Welcome back! Aboutalicemay 2.0
Hey there, welcome back, I am very happy you are here! It’s been a little while since we have spoken, and by a little while I mean maybe a couple of years? Hmm yeah I'm sorry about that. I think we can all agree that the past few years have been very strange, it has felt like we’ve been in a strange bubble of feelings and emotions. So many low moments for us all and I don’t know about you but for me it feels like we are only now getting back to some sort of normality. Maybe I am just a little slower adjusting, but hey here is to the new “normal” that we live in now!
Some of you may have seen my previous blog? If you have been around since the first version of Aboutalicemay first of all thank you for sticking around and thank you for coming back. I am so happy to have you here with me. I’ve been gone a little while and we are now coming back in full force bigger and better than before (hopefully).

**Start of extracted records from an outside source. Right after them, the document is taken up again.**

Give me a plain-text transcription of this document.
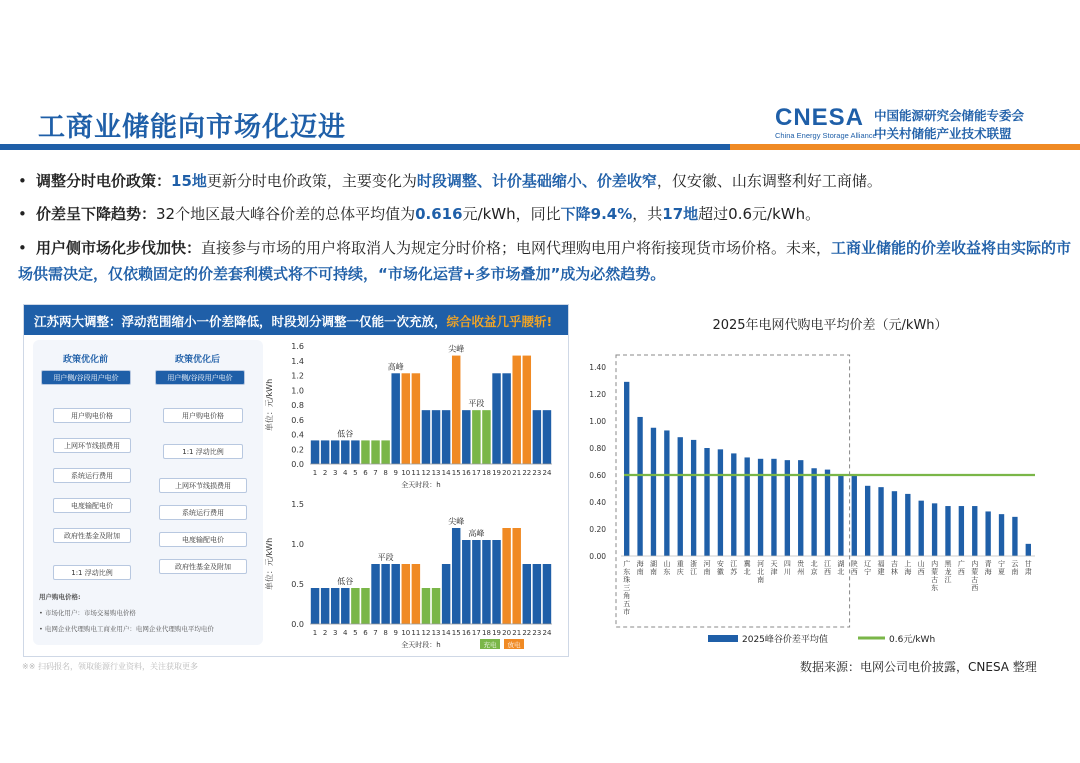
工商业储能向市场化迈进	CNESA
China Energy Storage Alliance
中国能源研究会储能专委会
中关村储能产业技术联盟
• 调整分时电价政策：15地更新分时电价政策，主要变化为时段调整、计价基础缩小、价差收窄，仅安徽、山东调整利好工商储。
• 价差呈下降趋势：32个地区最大峰谷价差的总体平均值为0.616元/kWh，同比下降9.4%，共17地超过0.6元/kWh。
• 用户侧市场化步伐加快：直接参与市场的用户将取消人为规定分时价格；电网代理购电用户将衔接现货市场价格。未来，工商业储能的价差收益将由实际的市场供需决定，仅依赖固定的价差套利模式将不可持续，“市场化运营+多市场叠加”成为必然趋势。
江苏两大调整：浮动范围缩小一价差降低，时段划分调整一仅能一次充放，综合收益几乎腰斩!
政策优化前	政策优化后
用户侧/谷段用户电价	用户侧/谷段用户电价
用户购电价格
上网环节线损费用
系统运行费用
电度输配电价
政府性基金及附加
1:1 浮动比例
用户购电价格
1:1 浮动比例
上网环节线损费用
系统运行费用
电度输配电价
政府性基金及附加
用户购电价格:
• 市场化用户：市场交易购电价格
• 电网企业代理购电工商业用户：电网企业代理购电平均电价
0.0
0.2
0.4
0.6
0.8
1.0
1.2
1.4
1.6
单位：元/kWh
1 2 3 4 5 6 7 8 9 10 11 12 13 14 15 16 17 18 19 20 21 22 23 24
全天时段：h
低谷
高峰
尖峰
平段
0.0
0.5
1.0
1.5
单位：元/kWh
1 2 3 4 5 6 7 8 9 10 11 12 13 14 15 16 17 18 19 20 21 22 23 24
全天时段：h
低谷
平段
尖峰
高峰
充电 放电
2025年电网代购电平均价差（元/kWh）
0.00
0.20
0.40
0.60
0.80
1.00
1.20
1.40
广东珠三角五市
海南
湖南
山东
重庆
浙江
河南
安徽
江苏
冀北
河北南
天津
四川
贵州
北京
江西
湖北
陕西
辽宁
福建
吉林
上海
山西
内蒙古东
黑龙江
广西
内蒙古西
青海
宁夏
云南
甘肃
2025峰谷价差平均值	0.6元/kWh
※※ 扫码报名，领取能源行业资料，关注获取更多	数据来源：电网公司电价披露，CNESA 整理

2023 has been a weird and wonderful year, it has been filled with many memorable moments, incredible moments where I have felt so high and full of life, but I would be lying if I didn’t admit that they have maybe been outweighed by the lower moments, the overwhelming emotions of feeling very lost, unsure of who I am and where I am going in life. 2023 so far has taught me that I have more healing to do (maybe a lot more than I had realised) and that my self work is never going to stop. For me in the last couple of months things feel like they are slowly slotting into place in my head and I am about to embark on the best but also maybe my hardest chapter yet. My next chapter is going to be all about being out of my comfort zone, fully believing in myself, daring to do the things I have put off for way too long already. I am coming to the realisation that life is way too short for me to only be giving myself 20% of what i am capable off. I think this might just be the best chapter yet. I am excited to start actually living my life. I have already missed out on way too much and that stops now.
Can anyone else relate to me? In so many respects I hope no one can relate to me but if you can then I’ve got a space for you right here on the self love train heading to a wonderful destination. We’re in this together and I can’t wait to share it all with you.